Bientôt le robot compagnon
Dans une catégorie un cran au-dessus en termes d’intelligence arrive ensuite le robot-compagnon. « Il n’accomplira pas forcément des tâches physiques importantes mais permettra d’apporter une aide au quotidien : détection d’éventuels problèmes dans la maison, présence pour les seniors ou jeux avec les enfants », explique Rodolphe Hasselvander, fondateur et président de la start-up Blue Frog Robotics. Sa société compte justement commercialiser avant la fin de l’année un robot compagnon nommé Buddy, après une campagne de prévente sur Kickstarter lancée le 27 mai. L’idée première de Blue Frog en développant Buddy ? Démocratiser la robotique auprès du grand public en proposant un robot compagnon à moins de 1000 euros, mignon et rassurant. Il sera donc capable de jouer avec les enfants, de surveiller une personne âgée (par exemple détecter une chute puis envoyer une alerte à une personne-référente), de diffuser de la musique en suivant le propriétaire dans les différentes pièces de la maison… Mais aussi de garder le domicile et d’envoyer un message en cas de fuite d’eau, de gaz, d’incendie ou de présence de cambrioleurs. Buddy permettra également de faire de la télé-présence.
Un public à rassurer
Outre ses fonctionnalités, un robot de ce type a pour intérêt de permettre une certaine forme d’évangélisation. Car différents freins ralentissent encore la pénétration de la robotique au cœur du domicile. Outre les prix élevés refroidissant même les plus passionnés, le grand public reste méfiant vis-à-vis de ces « machines ». « Ces technologies et ce qu’elles permettent de faire intéressent les gens, mais il faut que le robot soit petit et mignon, qu’il ne donne pas l’impression que demain il risque de prendre le pouvoir », résume en souriant Rodolphe Hasselvander. En clair, le propriétaire d’un robot souhaite s’assurer qu’il maîtrise la situation, presque « physiquement ». Un robot utile au design sympa est une façon de mettre un pied dans la porte pour habituer le grand public à cette présence et proposer ensuite des robots plus développés et imposants. Les start-up le sentent : le potentiel commercial de la robotique domestique et de service est énorme mais le déclic (la « killer app’ » ou autre) n’a pas encore eu lieu.
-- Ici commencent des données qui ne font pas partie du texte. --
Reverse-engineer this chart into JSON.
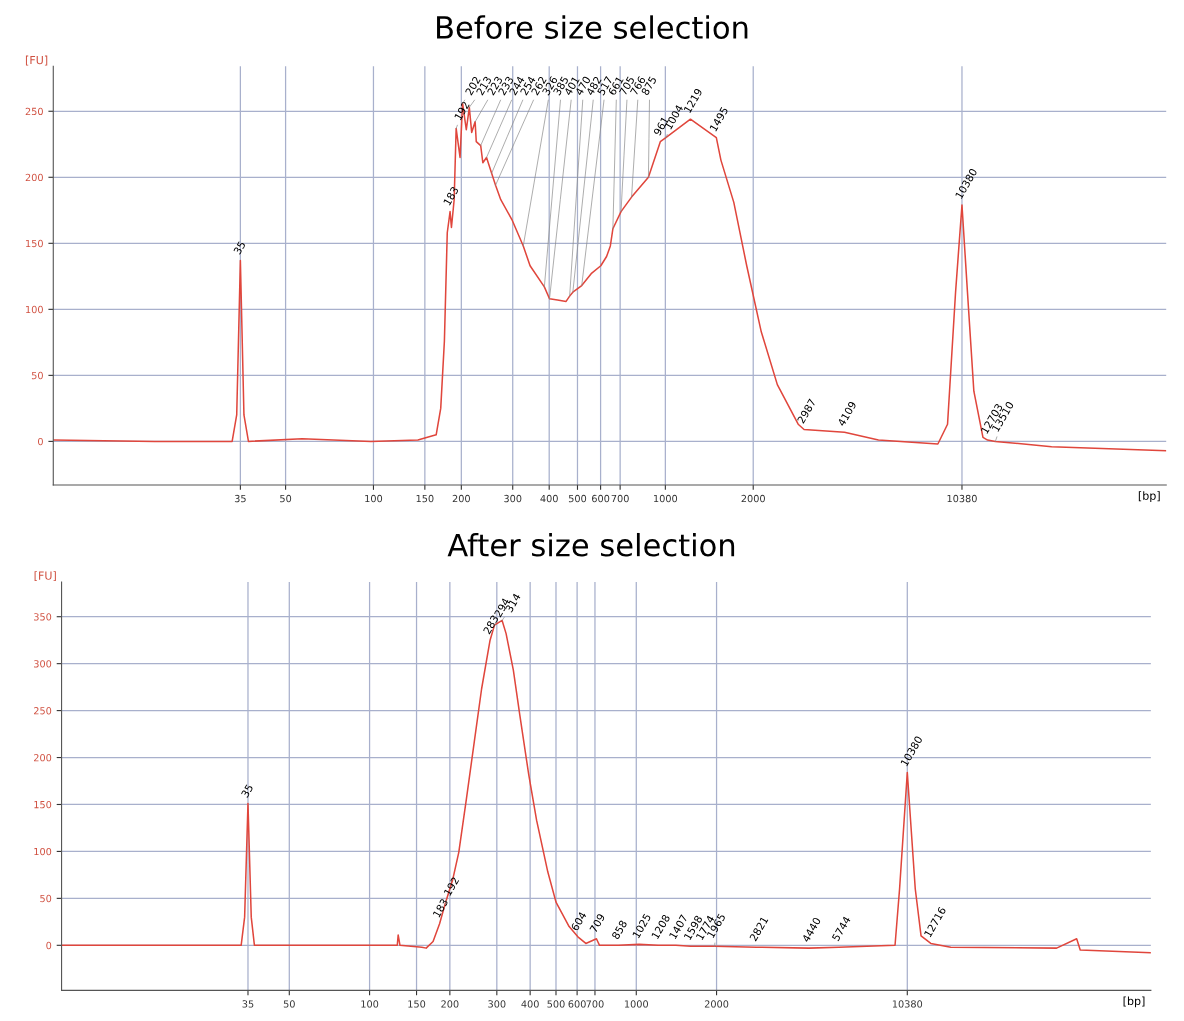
{
  "chart_data": [
    {
      "type": "line",
      "title": "Before size selection",
      "xlabel": "[bp]",
      "ylabel": "[FU]",
      "log": "x",
      "grid": true,
      "marker": "none",
      "line_style": "solid",
      "xlim": [
        8,
        52000
      ],
      "xticks": [
        35,
        50,
        100,
        150,
        200,
        300,
        400,
        500,
        600,
        700,
        1000,
        2000,
        10380
      ],
      "ylim": [
        -33,
        284
      ],
      "yticks": [
        0,
        50,
        100,
        150,
        200,
        250
      ],
      "series": [
        {
          "color": "#e0463c",
          "x": [
            8,
            17.8,
            32.8,
            34,
            35,
            36,
            37.3,
            57,
            98,
            142,
            152,
            164,
            170,
            175,
            179,
            183,
            185,
            189,
            192,
            198,
            202,
            208,
            213,
            217,
            223,
            225,
            233,
            237,
            244,
            254,
            262,
            273,
            298,
            326,
            344,
            385,
            401,
            427,
            457,
            470,
            482,
            517,
            557,
            601,
            629,
            648,
            661,
            705,
            766,
            875,
            961,
            1004,
            1219,
            1495,
            1550,
            1716,
            1900,
            2131,
            2419,
            2851,
            2987,
            4109,
            5371,
            8583,
            9263,
            9868,
            10380,
            10840,
            11400,
            12250,
            12703,
            13510,
            21050,
            51800
          ],
          "values": [
            1,
            0,
            0,
            20,
            137,
            20,
            0,
            2,
            0,
            1,
            3,
            5,
            25,
            76,
            158,
            174,
            162,
            183,
            237,
            215,
            256,
            236,
            253,
            234,
            242,
            227,
            224,
            211,
            215,
            203,
            194,
            183,
            168,
            148,
            133,
            117,
            108,
            107,
            106,
            110,
            113,
            118,
            127,
            133,
            140,
            148,
            161,
            174,
            185,
            200,
            227,
            230,
            244,
            230,
            213,
            181,
            133,
            83,
            43,
            13,
            9,
            7,
            1,
            -2,
            13,
            113,
            179,
            113,
            38,
            3,
            1,
            0,
            -4,
            -7
          ]
        }
      ],
      "annotations": [
        {
          "text": "35",
          "x": 35,
          "y": 137
        },
        {
          "text": "183",
          "x": 183,
          "y": 174
        },
        {
          "text": "192",
          "x": 192,
          "y": 237
        },
        {
          "text": "202",
          "x": 202,
          "y": 256
        },
        {
          "text": "213",
          "x": 213,
          "y": 253
        },
        {
          "text": "223",
          "x": 223,
          "y": 242
        },
        {
          "text": "233",
          "x": 233,
          "y": 224
        },
        {
          "text": "244",
          "x": 244,
          "y": 215
        },
        {
          "text": "254",
          "x": 254,
          "y": 203
        },
        {
          "text": "262",
          "x": 262,
          "y": 194
        },
        {
          "text": "326",
          "x": 326,
          "y": 148
        },
        {
          "text": "385",
          "x": 385,
          "y": 117
        },
        {
          "text": "401",
          "x": 401,
          "y": 108
        },
        {
          "text": "470",
          "x": 470,
          "y": 110
        },
        {
          "text": "482",
          "x": 482,
          "y": 113
        },
        {
          "text": "517",
          "x": 517,
          "y": 118
        },
        {
          "text": "661",
          "x": 661,
          "y": 161
        },
        {
          "text": "705",
          "x": 705,
          "y": 174
        },
        {
          "text": "766",
          "x": 766,
          "y": 185
        },
        {
          "text": "875",
          "x": 875,
          "y": 200
        },
        {
          "text": "961",
          "x": 961,
          "y": 227
        },
        {
          "text": "1004",
          "x": 1004,
          "y": 230
        },
        {
          "text": "1219",
          "x": 1219,
          "y": 244
        },
        {
          "text": "1495",
          "x": 1495,
          "y": 230
        },
        {
          "text": "2987",
          "x": 2987,
          "y": 9
        },
        {
          "text": "4109",
          "x": 4109,
          "y": 7
        },
        {
          "text": "10380",
          "x": 10380,
          "y": 179
        },
        {
          "text": "12703",
          "x": 12703,
          "y": 1
        },
        {
          "text": "13510",
          "x": 13510,
          "y": 0
        }
      ]
    },
    {
      "type": "line",
      "title": "After size selection",
      "xlabel": "[bp]",
      "ylabel": "[FU]",
      "log": "x",
      "grid": true,
      "marker": "none",
      "line_style": "solid",
      "xlim": [
        7,
        85000
      ],
      "xticks": [
        35,
        50,
        100,
        150,
        200,
        300,
        400,
        500,
        600,
        700,
        1000,
        2000,
        10380
      ],
      "ylim": [
        -48,
        387
      ],
      "yticks": [
        0,
        50,
        100,
        150,
        200,
        250,
        300,
        350
      ],
      "series": [
        {
          "color": "#e0463c",
          "x": [
            7,
            20.3,
            33,
            34,
            35,
            36,
            37,
            93,
            127,
            128,
            130,
            157,
            163,
            173,
            183,
            192,
            205,
            216,
            231,
            247,
            263,
            283,
            294,
            314,
            325,
            346,
            366,
            395,
            423,
            466,
            500,
            560,
            604,
            647,
            709,
            728,
            858,
            1025,
            1208,
            1407,
            1598,
            1774,
            1965,
            2821,
            4440,
            5744,
            9338,
            9710,
            10380,
            11120,
            11690,
            12716,
            15110,
            37670,
            44800,
            46200,
            84800
          ],
          "values": [
            0,
            0,
            0,
            30,
            151,
            30,
            0,
            0,
            0,
            11,
            0,
            -2,
            -3,
            4,
            23,
            44,
            70,
            99,
            157,
            217,
            273,
            325,
            341,
            346,
            332,
            293,
            245,
            182,
            133,
            78,
            46,
            20,
            9,
            2,
            7,
            0,
            0,
            1,
            0,
            0,
            -1,
            -1,
            -1,
            -2,
            -3,
            -2,
            0,
            60,
            184,
            60,
            10,
            2,
            -2,
            -3,
            7,
            -5,
            -8
          ]
        }
      ],
      "annotations": [
        {
          "text": "35",
          "x": 35,
          "y": 151
        },
        {
          "text": "183",
          "x": 183,
          "y": 23
        },
        {
          "text": "192",
          "x": 192,
          "y": 44
        },
        {
          "text": "283",
          "x": 283,
          "y": 325
        },
        {
          "text": "294",
          "x": 294,
          "y": 341
        },
        {
          "text": "314",
          "x": 314,
          "y": 346
        },
        {
          "text": "604",
          "x": 604,
          "y": 9
        },
        {
          "text": "709",
          "x": 709,
          "y": 7
        },
        {
          "text": "858",
          "x": 858,
          "y": 0
        },
        {
          "text": "1025",
          "x": 1025,
          "y": 1
        },
        {
          "text": "1208",
          "x": 1208,
          "y": 0
        },
        {
          "text": "1407",
          "x": 1407,
          "y": 0
        },
        {
          "text": "1598",
          "x": 1598,
          "y": -1
        },
        {
          "text": "1774",
          "x": 1774,
          "y": -1
        },
        {
          "text": "1965",
          "x": 1965,
          "y": -1
        },
        {
          "text": "2821",
          "x": 2821,
          "y": -2
        },
        {
          "text": "4440",
          "x": 4440,
          "y": -3
        },
        {
          "text": "5744",
          "x": 5744,
          "y": -2
        },
        {
          "text": "10380",
          "x": 10380,
          "y": 184
        },
        {
          "text": "12716",
          "x": 12716,
          "y": 2
        }
      ]
    }
  ]
}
Pour l’instant, les professionnels du secteur ne parient pas sur une future révolution des usages, mais sur des changements progressifs. Viendra plus tard, peut-être, le « Graal de la robotique » (Jérôme Laplace), « l’interface ultime » (Catherine Simon) : le robot humanoïde effectuant des tâches de façon autonome. « Je crois, à ce niveau, à une robotique d’assistance à la personne, humanoïde et collaborative, développe la présidente d’Innorobo. C’est-à-dire que l’on s’adressera en effet directement au robot, mais qu’il ne saura pas tout faire. Il y aura une forme de collaboration réciproque : par exemple il ne saura pas ouvrir une porte fermée à clé mais moi je sais le faire, et je ne peux pas porter ma valise trop lourde mais lui le peut ; alors il portera ma valise et passera par la porte que j’aurai ouverte. » Ou bien viendra peut-être le moment où le robot, demain, sera le centralisateur, le hub de la domotique et des objets connectés de la maison intelligente qui permettra de les fédérer et de les gérer. Mais il est encore tôt et restent, au final, de nombreux enjeux (technologiques, économiques…), d’espoirs et de questions : un robot humanoïde pour accomplir l’ensemble des tâches ou un petit robot pour chacune ? Quid des enjeux de sécurité en cas de « grand » robot ? Comment donner aux gens l’envie d’interagir avec le robot ? Pourront-ils nous permettre d’optimiser nos consommations énergétiques ?…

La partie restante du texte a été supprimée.